Mais il y a plus. N'y a-t-il pas en chacun de nous quelque chose qui prononce que là où tout le devoir serait réalisé, le bonheur doit ou devrait suivre? Je ne parle pas du fait qui, cependant, se réalise embryonnairement dans ce que nous appelons «les satisfactions de la conscience» (dont nous sentons, par comparaison avec les autres, qu'elles sont la source de nos plus pures joies); je parle du droit. Ne comprenons-nous pas immédiatement que le bonheur doit être le résultat d'une volonté bonne? N'est-ce pas parce que le doit être est violé (c'est-à-dire la relation entre le devoir et le bonheur), que nous crions à l'injustice chaque fois que nous rencontrons une souffrance imméritée? Qu'est cette idée du mérite, si ce n'est l'idée du rapport de cause à effet que nous établissons spontanément entre la vertu et le bonheur; la vertu donnant, garantissant le bonheur? Et si nous pouvions nous représenter — ce que Platon imaginait et ce que le christianisme a réalisé — le saint parfait couvert de tout l'opprobre du vice, ce spectacle ne soulèverait-il pas en nous une généreuse indignation, une révolte de nos meilleurs instincts? Et ne serions-nous pas obligés de prononcer que le monde dans lequel souffrirait ce juste est un monde mauvais? «Un monde moralement dans l'ordre et livré à la douleur serait une objection contre la Providence» (Naville); ou, si l'on préfère, à la souveraineté de l'ordre moral, c'est-à-dire au caractère même du bien. Pourquoi? Parce que le bien du cœur doit suivre le bien de la volonté; parce qu'en définitive la joie dépend du devoir; parce que le bonheur doit être, et que, si singulier que cela paraisse, le bonheur est impliqué dans l'obligation.
Il en va de même de la vérité. Ici le paradoxe est moins dur, et la chose plus évidente. Supposez un savant qui ne serait pas lié à la vérité qu'il cherche par une obligation de conscience et qui s'estimant indépendant à l'égard de la vérité, ne mettrait à la chercher ni sincérité, ni conscience; le résultat de ses recherches ne serait plus que l'expression de son caprice. Il n'inspirerait confiance ni à lui-même, ni aux autres. Et, à vrai dire, il n'y aurait plus pour lui de vérité. Il en aurait perdu le sens et le besoinb. Il est donc clair que la moralité commande la recherche de la vérité; que la science elle-même dépend de la conscience; et que, pour trouver la vérité intellectuelle, il faut être (en une certaine mesure au moins) dans la vérité du devoir.
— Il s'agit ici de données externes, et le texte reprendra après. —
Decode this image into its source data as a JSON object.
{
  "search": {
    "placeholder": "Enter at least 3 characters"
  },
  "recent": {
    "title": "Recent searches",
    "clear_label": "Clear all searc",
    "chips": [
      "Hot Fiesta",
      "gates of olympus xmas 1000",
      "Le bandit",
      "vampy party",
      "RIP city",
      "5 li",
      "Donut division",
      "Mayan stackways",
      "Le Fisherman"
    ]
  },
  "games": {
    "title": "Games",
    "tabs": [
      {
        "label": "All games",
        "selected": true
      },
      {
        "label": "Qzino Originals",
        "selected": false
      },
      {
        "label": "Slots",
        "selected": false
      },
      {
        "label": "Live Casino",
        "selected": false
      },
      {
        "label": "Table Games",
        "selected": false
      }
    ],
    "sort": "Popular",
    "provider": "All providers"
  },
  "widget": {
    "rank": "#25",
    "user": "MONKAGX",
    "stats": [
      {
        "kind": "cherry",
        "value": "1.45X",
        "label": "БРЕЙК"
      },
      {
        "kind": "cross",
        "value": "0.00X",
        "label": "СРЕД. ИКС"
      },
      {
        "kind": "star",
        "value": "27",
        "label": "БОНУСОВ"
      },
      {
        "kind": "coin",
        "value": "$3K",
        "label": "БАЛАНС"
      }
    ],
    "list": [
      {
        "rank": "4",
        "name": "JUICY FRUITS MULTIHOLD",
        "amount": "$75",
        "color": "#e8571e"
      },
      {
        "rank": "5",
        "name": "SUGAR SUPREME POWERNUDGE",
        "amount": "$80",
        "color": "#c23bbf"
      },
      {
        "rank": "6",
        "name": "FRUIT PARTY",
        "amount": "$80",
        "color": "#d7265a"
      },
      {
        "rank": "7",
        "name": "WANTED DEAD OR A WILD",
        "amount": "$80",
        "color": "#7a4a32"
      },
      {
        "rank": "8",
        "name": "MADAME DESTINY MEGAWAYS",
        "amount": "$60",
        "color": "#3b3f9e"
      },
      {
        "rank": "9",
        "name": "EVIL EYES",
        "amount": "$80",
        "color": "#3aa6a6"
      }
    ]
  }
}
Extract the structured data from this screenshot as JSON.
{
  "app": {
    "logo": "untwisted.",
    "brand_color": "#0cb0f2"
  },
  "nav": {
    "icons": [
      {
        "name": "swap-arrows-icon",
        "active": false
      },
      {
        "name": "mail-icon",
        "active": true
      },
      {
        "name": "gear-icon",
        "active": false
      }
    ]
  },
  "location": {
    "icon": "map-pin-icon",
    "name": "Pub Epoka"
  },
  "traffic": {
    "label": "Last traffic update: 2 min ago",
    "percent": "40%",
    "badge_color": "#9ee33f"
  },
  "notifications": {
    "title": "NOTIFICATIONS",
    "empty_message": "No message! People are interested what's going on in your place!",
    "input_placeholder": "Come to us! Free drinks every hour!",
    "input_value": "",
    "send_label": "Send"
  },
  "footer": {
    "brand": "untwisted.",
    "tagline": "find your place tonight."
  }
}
Nous concluons donc: que la définition générale du bien, c'est l'ordre, un ordre qui doit être; que l'ordre qui doit être pour l'intelligence, c'est la vérité; que l'ordre qui doit être pour le cœur, c'est le bonheur; que l'ordre qui doit être pour la volonté, c'est le devoir; et que c'est le bien de la volonté, ou le devoir, qui détermine, domine et commande celui du cœur et de la pensée. L'ordre qui doit être, ou le bien, ne nous est donc perceptible que par l'obligation, il tire de l'obligation sa source et son impératif. L'ordre moral est l'ordre suprême.
[«Il faut toujours en revenir au même point, sur lequel passent sans l'apercevoir, tous ceux qui ne se sont jamais demandé comment l'intelligence (la connaissance) est possible: Si la complexité des phénomènes que nous appelons l'univers n'est pas régie par des lois, s'il n'y règne aucun ordre, nous ne saurions nous flatter d'obtenir la vérité sur aucun sujet quelconque. S'il existe un ordre, en revanche, il est clair, que le bien moral, primant tout, contient les raisons de tout. Nul ne saurait contester cela sans se renier lui-même, car c'est se mentir à soi-même ou proclamer son ignominie que de mettre quelque chose en balance avec la probité.» Ch. Secrétan, La civilisation et la croyance, 3e édition, p. 128.]
Qu'est-ce que le mal? Le contraire du bien. En définissant le bien nous avons défini le mal. Le mal est un désordre qui ne doit pas être. «Le mal n'est pas l'absence du bien: l'absence d'une chose est le néant; et le mal n'est point le néant; c'est une réalité malheureusement très réelle… c'est un désordre dans le rapport des êtres; c'est un trouble apporté dans l'harmonie universelle.» Le mal est une réalité positive; mais pas plus que le bien, il n'est un objet, une chose ou une substance. «Il n'existe ni des êtres, ni des éléments d'êtres mauvais en eux-mêmes.» Nous aurons l'occasion de revenir sur cette pensée.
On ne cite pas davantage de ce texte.